Seagate boards USB 3 train
BlackArmor external drive gets new interface gear
Seagate has upped its BlackArmor external drive interface from USB 2.0 to the faster USB 3.0.
A steady USB interface changeover is underway as the 5Gbit/s SuperSpeed USB 3 interface colonises the external drive interface landscape. LaCie and and others have already announced product and both Western Digital and Seagate have revealed similar plans in time for CES in Las Vegas.

Seagate's BlackArmor PS110 is a 500GB unit with a - presumed - 2-platter, 2.5-inch Constellation hard drive spinning at 7,200rpm and a 3Gbit/s SATA interface inside it. WD's USB 3.0 My Book uses the same SATA drive interface. The PS110 comes with a USB 3.0 Performance Kit: essentially a PC Express card and cables. This bypasses the lack of an installed base of USB 3.0 desktop and notebook PCs.
Seagate says we should expect data transfer speeds up to three times faster than a USB 2.0 external drive, and says it has reached this speed in real-world testing. It quotes sustained 100MB/sec transfer speeds, which will happily shorten backup and large file transfer times. The company claims a "25GB HD movie can be transferred in 4.2 minutes versus the 13.9 minutes it would take using a traditional USB 2.0 drive."
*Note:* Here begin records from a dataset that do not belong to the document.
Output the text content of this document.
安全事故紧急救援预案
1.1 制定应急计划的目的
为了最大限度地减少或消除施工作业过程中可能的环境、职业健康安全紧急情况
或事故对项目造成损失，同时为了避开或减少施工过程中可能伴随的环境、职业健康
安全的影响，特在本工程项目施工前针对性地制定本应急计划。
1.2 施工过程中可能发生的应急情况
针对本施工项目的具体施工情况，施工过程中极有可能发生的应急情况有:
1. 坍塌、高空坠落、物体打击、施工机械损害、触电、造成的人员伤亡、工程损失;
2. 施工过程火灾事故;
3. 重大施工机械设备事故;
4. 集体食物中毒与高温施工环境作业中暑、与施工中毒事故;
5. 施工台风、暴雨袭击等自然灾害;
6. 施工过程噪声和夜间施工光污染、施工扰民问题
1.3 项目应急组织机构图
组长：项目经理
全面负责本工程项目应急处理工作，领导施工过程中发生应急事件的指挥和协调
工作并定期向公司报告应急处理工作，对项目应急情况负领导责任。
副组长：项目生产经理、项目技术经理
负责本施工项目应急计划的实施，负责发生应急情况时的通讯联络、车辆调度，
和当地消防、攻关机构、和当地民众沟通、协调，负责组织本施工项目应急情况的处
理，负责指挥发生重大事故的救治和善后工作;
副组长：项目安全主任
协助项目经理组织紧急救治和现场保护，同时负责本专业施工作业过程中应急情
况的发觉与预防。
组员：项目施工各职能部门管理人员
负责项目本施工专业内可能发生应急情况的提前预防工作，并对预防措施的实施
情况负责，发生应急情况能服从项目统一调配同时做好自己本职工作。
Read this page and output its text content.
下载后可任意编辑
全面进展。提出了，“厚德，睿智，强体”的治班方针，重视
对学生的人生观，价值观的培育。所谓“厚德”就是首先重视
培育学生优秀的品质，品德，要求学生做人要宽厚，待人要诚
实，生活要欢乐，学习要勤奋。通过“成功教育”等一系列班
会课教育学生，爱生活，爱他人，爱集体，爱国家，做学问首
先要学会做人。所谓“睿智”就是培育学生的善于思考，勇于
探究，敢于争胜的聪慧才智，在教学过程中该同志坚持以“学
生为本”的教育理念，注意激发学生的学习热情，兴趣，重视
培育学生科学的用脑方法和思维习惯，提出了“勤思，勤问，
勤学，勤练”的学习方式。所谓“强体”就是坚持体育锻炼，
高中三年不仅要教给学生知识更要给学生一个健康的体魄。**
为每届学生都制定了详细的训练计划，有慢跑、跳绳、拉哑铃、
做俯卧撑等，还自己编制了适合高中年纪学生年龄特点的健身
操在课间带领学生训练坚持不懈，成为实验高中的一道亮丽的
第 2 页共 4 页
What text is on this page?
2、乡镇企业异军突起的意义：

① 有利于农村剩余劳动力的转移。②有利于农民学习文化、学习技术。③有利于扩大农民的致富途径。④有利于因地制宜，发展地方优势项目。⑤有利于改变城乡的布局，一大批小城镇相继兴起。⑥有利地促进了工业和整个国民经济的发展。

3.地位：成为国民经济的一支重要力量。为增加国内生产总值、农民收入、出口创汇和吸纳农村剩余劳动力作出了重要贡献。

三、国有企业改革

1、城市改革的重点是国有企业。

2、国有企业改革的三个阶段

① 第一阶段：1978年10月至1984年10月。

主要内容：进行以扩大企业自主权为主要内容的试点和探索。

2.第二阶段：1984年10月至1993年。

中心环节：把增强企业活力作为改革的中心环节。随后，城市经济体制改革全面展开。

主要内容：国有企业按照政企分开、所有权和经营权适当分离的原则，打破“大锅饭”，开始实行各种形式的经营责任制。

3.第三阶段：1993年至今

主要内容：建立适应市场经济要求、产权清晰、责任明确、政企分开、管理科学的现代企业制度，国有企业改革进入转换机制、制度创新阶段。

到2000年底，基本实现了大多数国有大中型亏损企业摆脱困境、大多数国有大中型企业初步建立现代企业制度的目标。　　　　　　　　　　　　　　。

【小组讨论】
The PS110 USB 3.0 product comes with Acronis backup software - an automated full-system backup routine - plus a bare-metal recovery facility called SafetyDrill+. The product is compatible with Windows XP, Vista and 7 and can be bought from Seagate.com in the US for a manufacturer’s suggested retail price of $179.99. ®
COMMENTS
@callmeshane 1
They are only claiming 3 times the speed of USB 2. NOT the 10x USB 2 that USB 3 is capable of. So it is a VERY real life claim.
Yeah Yeah Yeah - heard it all before.
Oh the manufacturers double speak..... "Transfer speeds of a Jillion Megs a second"...
And craftily hidden in the fine print ** Escape Clause 44. "Burst transfer Speed of UP TOO"
Meaning that if you have the brandest newest HDD's, MOBO's, 200 Gig of RAM, an overclocked 50GHz CPU, perhaps - if your lucky, and the wind and gravitational pull of all the planets combined could maybe all combine to pull the electrons about a bit faster..... to perhaps 80% of those speeds... if your lucky;
Cause the fine print did say, "Up Too" - not "DOES".
Oh did I forget to mention, The burst speed actually is attainable, if you wire the mains voltage to all your components and then flick the switch.
The quantity of electrons - in a data equivalency rating - when jumped from 5 and 12V DC - to 240V AC - will actually give a BURST of data, at the rated speed - for all of 1/1000th of a second.
Standards?
I suspect USB 3.0 will not be a common standard until this mid year perhaps?